PolyFuel has developed a very thin membrane for fuel cells in handheld devices that it claims delivers 33% more power density than the previous industry benchmark.
LONDON Fuel cell membrane specialist PolyFuel, Inc., has developed an especially thin membrane for passive direct methanol fuel cells (DMFCs) that it says delivers 33 percent more power density than the previous industry benchmark.
Just 45 micron thick, the membrane is already being utilized or studied worldwide by original equipment manufacturers (OEMs) of hand-held devices, particularly in Japan.
Polyfuel (Mountain View, Calif.) says the significantly reduced thickness increases performance by reducing the resistivity of the membrane, while allowing a higher level of water back diffusion.
“PolyFuel has been working very hard with OEMs to refine its membrane technology to meet their specific needs,” said Jim Balcom, president and CEO of PolyFuel.
“Perhaps the most requested feature has been a thinner membrane that retained the methanol crossover, water crossover and durability advantages of our 62 micron membrane, while meeting aggressive, new fuel cell performance targets. We are pleased that we have been able to specifically engineer a membrane to meet these requests.”
The 45 micron membrane’s peak electrochemical performance in passive hardware at 40C is 80 milliwatts per square centimeter of membrane (80mW/cm2) at 0.28V versus 60mW/cm2 for the 62 micron membrane – a 33 percent improvement that results directly from the 27 percent reduction in thickness.
Balcom said Polyfuel is working with six major corporations that are developing DMFC systems, including NEC and Sanyo Electric. Of these six, five are already evaluating the 45-micron membrane for “near-term” commercial use, including conducting extensive durability and performance testing.
The new membrane will be available in both a hot-bondable version, and a conventional version.
"With all of the sizzle of new portable applications, such as downloading feature films to a mobile phone, or watching the news, the cold reality of 'where will the power come from?' is being completely under-reported," says Balcom.
"The truth is that, according to our customers, a consumer's daily mobile power requirements in 2007 will be at least four times what the best-available batteries can deliver today, and 2-1/2 times greater than experts believe batteries will ever deliver. As a mature technology, batteries are essentially tapped out."
He maintains that fuel cells, which use refillable or replaceable cartridges of methanol fuel, are on the verge of delivering the necessary continuous power levels that video- and wireless-intensive applications require. They will offer essentially continuous run times as replacement cartridges or refills.
Cell phone maker Samsung, at a recent industry seminar, confirmed that the functional energy requirements of 4G phones will be four times that of existing models.
And market research group NanoMarkets, LC, in a September, 2005 report, predicted that in 2007, 4G phones, which run high-speed multimedia applications, will be able to have less than 30 minutes of talk time using contemporary batteries, and reiterated that today's 3G cell phones in some parts of Asia are already limited to 60 minutes talk time.
They concluded that lithium batteries cannot be safely advanced much further, "...with perhaps only a potential for a 50 percent improvement in battery energy density possible hereafter."
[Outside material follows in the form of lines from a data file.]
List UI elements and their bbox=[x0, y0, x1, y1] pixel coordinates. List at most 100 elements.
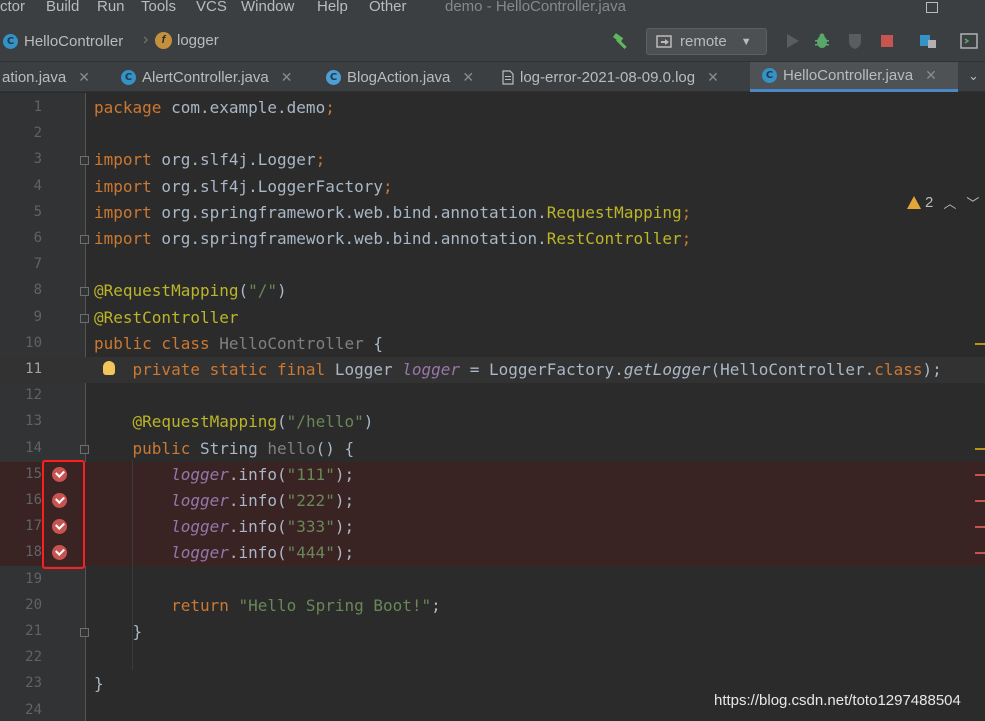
tab-label: HelloController.java bbox=[783, 67, 914, 84]
fold-marker-icon[interactable] bbox=[80, 156, 89, 166]
code-line[interactable]: 13 @RequestMapping("/hello") bbox=[0, 409, 985, 435]
menu-vcs[interactable]: VCS bbox=[196, 0, 227, 15]
code-line[interactable]: 18 logger.info("444"); bbox=[0, 540, 985, 567]
menu-window[interactable]: Window bbox=[241, 0, 294, 15]
tab-alert-controller[interactable]: C AlertController.java ✕ bbox=[113, 62, 316, 92]
code-line[interactable]: 17 logger.info("333"); bbox=[0, 514, 985, 541]
fold-marker-icon[interactable] bbox=[80, 287, 89, 297]
code-line[interactable]: 16 logger.info("222"); bbox=[0, 488, 985, 514]
code-line[interactable]: 5 import org.springframework.web.bind.ann… bbox=[0, 200, 985, 226]
code-line[interactable]: 4 import org.slf4j.LoggerFactory; bbox=[0, 174, 985, 200]
close-icon[interactable]: ✕ bbox=[707, 69, 719, 86]
code-token: logger bbox=[171, 491, 229, 510]
code-token: ) bbox=[277, 281, 287, 301]
project-structure-icon[interactable] bbox=[919, 32, 937, 50]
lightbulb-icon[interactable] bbox=[103, 361, 115, 375]
code-token: import bbox=[94, 150, 152, 170]
fold-marker-icon[interactable] bbox=[80, 444, 89, 454]
code-line[interactable]: 21 } bbox=[0, 619, 985, 645]
fold-marker-icon[interactable] bbox=[80, 628, 89, 637]
code-line[interactable]: 3 import org.slf4j.Logger; bbox=[0, 147, 985, 173]
stop-icon[interactable] bbox=[878, 32, 896, 50]
code-line[interactable]: 19 bbox=[0, 567, 985, 593]
close-icon[interactable]: ✕ bbox=[925, 67, 937, 84]
code-line[interactable]: 14 public String hello() { bbox=[0, 436, 985, 462]
tab-hello-controller[interactable]: C HelloController.java ✕ bbox=[750, 62, 958, 92]
chevron-up-icon[interactable]: ︿ bbox=[943, 193, 956, 212]
tab-blog-action[interactable]: C BlogAction.java ✕ bbox=[316, 62, 492, 92]
line-number: 11 bbox=[25, 361, 42, 377]
code-token: "Hello Spring Boot!" bbox=[238, 595, 432, 615]
code-text: @RestController bbox=[94, 308, 239, 327]
code-line[interactable]: 7 bbox=[0, 252, 985, 278]
menu-tools[interactable]: Tools bbox=[141, 0, 176, 15]
close-icon[interactable]: ✕ bbox=[462, 69, 474, 86]
watermark: https://blog.csdn.net/toto1297488504 bbox=[714, 692, 961, 709]
menu-other[interactable]: Other bbox=[369, 0, 407, 15]
code-text: } bbox=[94, 674, 104, 693]
code-text: import org.springframework.web.bind.anno… bbox=[94, 229, 691, 248]
run-configuration-dropdown[interactable]: remote ▼ bbox=[646, 28, 767, 55]
code-token: ; bbox=[681, 202, 692, 222]
code-token: .info( bbox=[228, 464, 287, 484]
code-token: ; bbox=[681, 229, 692, 248]
code-token: hello bbox=[267, 438, 316, 458]
menu-help[interactable]: Help bbox=[317, 0, 348, 15]
code-token: logger bbox=[171, 464, 229, 484]
code-token: "444" bbox=[286, 543, 335, 563]
build-hammer-icon[interactable] bbox=[612, 32, 630, 50]
line-number: 15 bbox=[25, 465, 42, 482]
line-number: 17 bbox=[25, 518, 42, 535]
class-icon: C bbox=[121, 69, 136, 85]
chevron-down-icon[interactable]: ﹀ bbox=[966, 193, 979, 212]
debug-bug-icon[interactable] bbox=[813, 32, 831, 50]
fold-marker-icon[interactable] bbox=[80, 235, 89, 244]
code-line[interactable]: 8 @RequestMapping("/") bbox=[0, 278, 985, 304]
line-number: 24 bbox=[25, 701, 42, 718]
breadcrumb-field[interactable]: f logger bbox=[155, 32, 219, 49]
class-icon: C bbox=[762, 68, 777, 83]
line-number: 7 bbox=[33, 256, 42, 273]
terminal-icon[interactable] bbox=[960, 32, 978, 50]
code-token: ( bbox=[238, 281, 249, 301]
tab-log-file[interactable]: log-error-2021-08-09.0.log ✕ bbox=[492, 62, 750, 92]
run-icon[interactable] bbox=[783, 32, 801, 50]
code-line[interactable]: 20 return "Hello Spring Boot!"; bbox=[0, 593, 985, 619]
inspection-widget[interactable]: 2 ︿ ﹀ bbox=[907, 193, 979, 212]
code-token: ( bbox=[277, 412, 287, 432]
code-token: .info( bbox=[228, 543, 287, 563]
code-line[interactable]: 12 bbox=[0, 383, 985, 409]
line-number: 10 bbox=[25, 334, 42, 351]
code-line[interactable]: 9 @RestController bbox=[0, 305, 985, 331]
code-token: Logger bbox=[334, 360, 403, 379]
fold-marker-icon[interactable] bbox=[80, 313, 89, 323]
close-icon[interactable]: ✕ bbox=[78, 69, 90, 86]
code-token: ; bbox=[382, 176, 393, 196]
code-line[interactable]: 10 public class HelloController { bbox=[0, 331, 985, 357]
code-token: org.slf4j.Logger bbox=[151, 150, 316, 170]
maximize-icon[interactable] bbox=[926, 2, 938, 13]
code-token: String bbox=[199, 438, 268, 458]
code-token: package bbox=[94, 98, 162, 117]
code-line[interactable]: 11 private static final Logger logger = … bbox=[0, 357, 985, 383]
close-icon[interactable]: ✕ bbox=[281, 69, 293, 86]
code-token: .info( bbox=[228, 517, 287, 537]
tab-ation-java[interactable]: ation.java ✕ bbox=[0, 62, 113, 92]
breadcrumb-class[interactable]: C HelloController bbox=[3, 33, 123, 50]
code-line[interactable]: 22 bbox=[0, 645, 985, 671]
code-line[interactable]: 2 bbox=[0, 121, 985, 147]
code-editor[interactable]: 1 package com.example.demo; 2 3 import org.s… bbox=[0, 93, 985, 721]
code-line[interactable]: 6 import org.springframework.web.bind.ann… bbox=[0, 226, 985, 252]
menu-run[interactable]: Run bbox=[97, 0, 125, 15]
code-token: @RequestMapping bbox=[94, 281, 239, 301]
code-token: public class bbox=[94, 333, 220, 353]
code-line[interactable]: 15 logger.info("111"); bbox=[0, 461, 985, 488]
menu-build[interactable]: Build bbox=[46, 0, 79, 15]
tab-list-chevron-icon[interactable]: ⌄ bbox=[968, 68, 979, 84]
tab-label: AlertController.java bbox=[142, 68, 269, 86]
coverage-icon[interactable] bbox=[846, 32, 864, 50]
code-token: = LoggerFactory. bbox=[460, 360, 624, 379]
menu-refactor[interactable]: ctor bbox=[0, 0, 25, 15]
code-line[interactable]: 1 package com.example.demo; bbox=[0, 95, 985, 121]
One problem has been that the airline industry has raised concerns about passengers being allowed to take or use micro fuel cells and methanol cartridges aboard aircraft. However, the ICAO (International Civil Aviation Organization) voted recently to allow passengers do this.
"This is a critical, non-technical advance towards the commercialization of portable fuel cells," said Balcom. "The rest is up to key component suppliers like PolyFuel and its customers.”